韓国自動車業界は、青息吐息の状態に追い込まれている。自動車メーカーの経営不振が、部品業界を直撃しているからだ。さらに、今年から始った最低賃金大幅引き上げと労働時間短縮が、賃金コストを押上げている。最賃と労働時間短縮は、文政権が始めたこと。回り回って、政府が救済せざるをえない羽目に陥ったのだ。

 

『中央日報』(11月15日付)は、「韓国政府、自動車部品業界に緊急支援、研究開発に2兆ウォン投入」と題する記事を掲載した。

 

(1)「韓国政府が自動車部品産業の競争力回復に向けた研究開発に2兆ウォン(約2000億円)を投じることにした。当面の業界の資金難解消に向けては金融支援対象を中小企業から中堅企業にまで拡大する案を推進する。14日の産業通商資源部と自動車部品業界によると、韓国政府はこうした内容を盛り込んだ自動車部品活力向上案を今月末に発表する。韓国政府は部品業界の競争力を高める中長期対策が必要だとみて未来自動車に焦点を合わせた大規模研究開発支援策を出すことにした。電気・水素自動車などエコカー研究開発に1兆ウォン、自動運転車研究開発に1兆ウォン(約1000億円)を投じる」

自動車部品業界が苦境に陥っている理由は、文政権による「労働条件」の急変にある。
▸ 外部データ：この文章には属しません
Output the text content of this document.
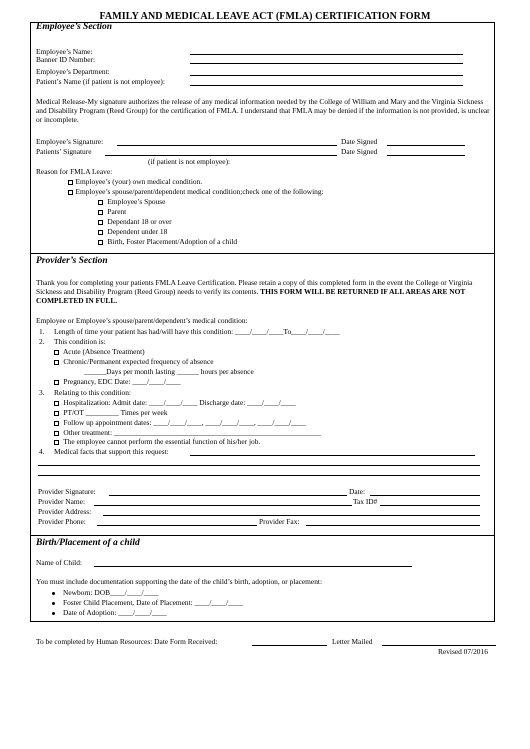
FAMILY AND MEDICAL LEAVE ACT (FMLA) CERTIFICATION FORM
Employee’s Section
Employee’s Name:
Banner ID Number:
Employee’s Department:
Patient’s Name (if patient is not employee):
Medical Release-My signature authorizes the release of any medical information needed by the College of William and Mary and the Virginia Sickness and Disability Program (Reed Group) for the certification of FMLA. I understand that FMLA may be denied if the information is not provided, is unclear or incomplete.
Employee’s Signature:	Date Signed
Patients’ Signature	Date Signed
(if patient is not employee):
Reason for FMLA Leave:
Employee’s (your) own medical condition.
Employee’s spouse/parent/dependent medical condition;check one of the following:
Employee’s Spouse
Parent
Dependant 18 or over
Dependent under 18
Birth, Foster Placement/Adoption of a child
Provider’s Section
Thank you for completing your patients FMLA Leave Certification. Please retain a copy of this completed form in the event the College or Virginia Sickness and Disability Program (Reed Group) needs to verify its contents. THIS FORM WILL BE RETURNED IF ALL AREAS ARE NOT COMPLETED IN FULL.
Employee or Employee’s spouse/parent/dependent’s medical condition:
1. Length of time your patient has had/will have this condition: ____/____/____To____/____/____
2. This condition is:
Acute (Absence Treatment)
Chronic/Permanent expected frequency of absence
______Days per month lasting ______ hours per absence
Pregnancy, EDC Date: ____/____/____
3. Relating to this condition:
Hospitalization: Admit date: ____/____/____ Discharge date: ____/____/____
PT/OT _________ Times per week
Follow up appointment dates: ____/____/____, ____/____/____, ____/____/____
Other treatment: ________________________________________________________
The employee cannot perform the essential function of his/her job.
4. Medical facts that support this request:
Provider Signature:	Date:
Provider Name:	Tax ID#
Provider Address:
Provider Phone:	Provider Fax:
Birth/Placement of a child
Name of Child:
You must include documentation supporting the date of the child’s birth, adoption, or placement:
Newborn: DOB____/____/____
Foster Child Placement, Date of Placement: ____/____/____
Date of Adoption: ____/____/____
To be completed by Human Resources: Date Form Received:	Letter Mailed
Revised 07/2016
日本では、実施前に時間を置いて業界に準備させるものだが、韓国にはそういう配慮はゼロだ。しかも、「罰則付き」であるから企業は対応不可能である。根底には、「反企業主義」がはびこっている。これが当然という感覚である。世にも不思議な政府が登場した。

 

日本の自動車部品業界は、自動車メーカーと共同で部品開発する例が多い。独自で開発

した部品であれば、系列以外にも広く販売して収益基盤を固めている。韓国では、カーメーカーの部品買い叩きで薄利多売を余儀なくされるという違いがある。カーメーカーの買い叩き理由は、「労働貴族」による高賃金攻勢の尻を、部品メーカーにたらい回ししている結果だ。こう見ると、すべての原因が「労働問題」に帰着する。